Chocolate For V Day? Don’t Turn V Day Into D Day!

Author: Shannon Miller

Valentine's Day Chocolates

Chocolate is a health food?   Hooray! 

Wait a minute…that huge box of chocolates from a Valentine Sweetheart may not be exactly health food. Take a step back and let’s see how to do chocolate the healthy way.

Where does chocolate come from?

First of all, not all chocolates are created equal. Where they originate may be somewhat equal. Chocolate comes from the cocoa plant. Cocoa is harvested and then manufactured in many ways. The plant itself is very healthy. Cocoa beans when eaten plain are powerful antioxidants.

What is an antioxidant?

Flavenols, the most powerful of the flavenoids, exist in the bean. Flavenols are antioxidants that exist in this and other plants that help protect the plant from dangerous environmental toxins. When ingested in the human body, the flavenols will, in effect, protect the human from toxins as well. The antioxidant has an extra electron that will attach itself to a harmful molecule and then neutralize it before it can break down the structure of the host being. These harmful molecules are called free radicals. The free radicals are broken molecules in search of a host. When they find a host, they can cause disease or bodily destruction (imagine your skin in contact with a free radical, and imagine the skin damage that can occur over time).

Examples of free radicals are:

  • smoke
  • environmental pollutants
  • unhealthy foods

Foods rich in antioxidants, such as plants rich in flavenols, can combat these free radicals and keep the body healthier for a longer period of time, based on research in nations and populations whose diets are full of antioxidant-rich foods. Not only that, but it appears that antioxidant-rich foods can help heal a previously unhealthy body tissue., especially in repair of the heart and arteries. A study by the Catholic Universtiy of Campobasso shows that a society that consumes a moderate amount of dark chocolate is far less likely to have hardening of arteries and heart disease. (Science Daily, Sept. 23, 2008)

What other benefits are there to chocolate?

Chocolate is known to release dopamine in the brain, the feel good hormone. Exercise, laughter, and affection are other ways to increase dopamine.

What kind of chocolate should I have?

Back to that heart of chocolate that is staring you down the day after Valentine’s Day. Though the original cocoa plant was an antioxidant powerhouse, it went through a lot of processes before making it to your candy dish. The cocoa bean is horribly bitter, as can be attested by anyone who scooped in to Mom’s baking cocoa can, only to be spitting and begging for milk a moment later. In the process that Valentine chocolate went through, it could have been minimally processed and is probably still rather bitter and strong-tasting, or it was processed in to milk chocolate. There is very little of the original flavenol left in milk chocolate, and is health-wise practically pointless.
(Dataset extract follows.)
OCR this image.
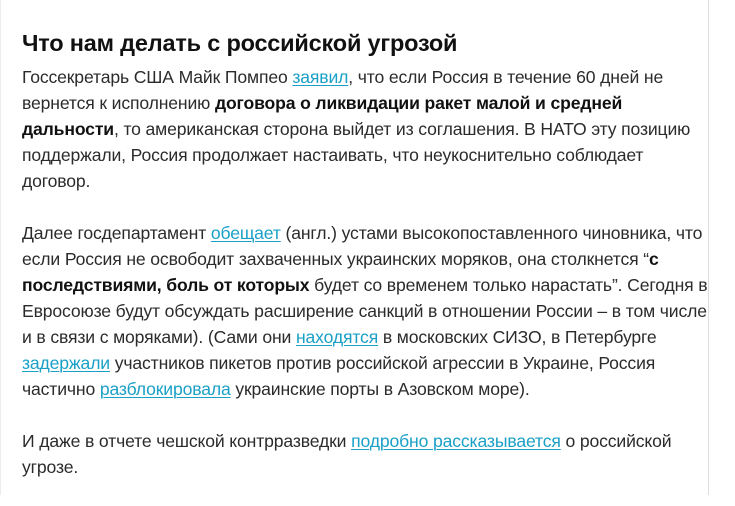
Что нам делать с российской угрозой

Госсекретарь США Майк Помпео заявил, что если Россия в течение 60 дней не вернется к исполнению договора о ликвидации ракет малой и средней дальности, то американская сторона выйдет из соглашения. В НАТО эту позицию поддержали, Россия продолжает настаивать, что неукоснительно соблюдает договор.

Далее госдепартамент обещает (англ.) устами высокопоставленного чиновника, что если Россия не освободит захваченных украинских моряков, она столкнется “с последствиями, боль от которых будет со временем только нарастать”. Сегодня в Евросоюзе будут обсуждать расширение санкций в отношении России – в том числе и в связи с моряками). (Сами они находятся в московских СИЗО, в Петербурге задержали участников пикетов против российской агрессии в Украине, Россия частично разблокировала украинские порты в Азовском море).

И даже в отчете чешской контрразведки подробно рассказывается о российской угрозе.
Next year, when your honey goes out for a last minute chocolate run for a forgotten Valentine’s gift, remind him that a healthy chocolate is at least 70% cacao, or 70% retained from the plant. Even a chocolate that looks dark may not have the true character of the original plant. Dark chocolates that are 70% cacao will release that information on the label.

How much is a serving?

Now, how much of that antioxidant-rich cacao dark chocolate is safe today? Looking at a regular sized chocolate bar, 1 square (1 ounce) of that bar is enough for one day. Yes, that is it. The cocoa plant is an unusual plant in its high calorie and fat content, so consuming too much of a good thing can create the opposite of the desired effect. Add the processing, which is usually more fat and sugar, and the opposite effect is compounded.

SML TIP:  Yes, chocolate can be a beautiful thing when one knows its worth and knows how to use this powerful tool.  Like all things, the beauty is in moderation.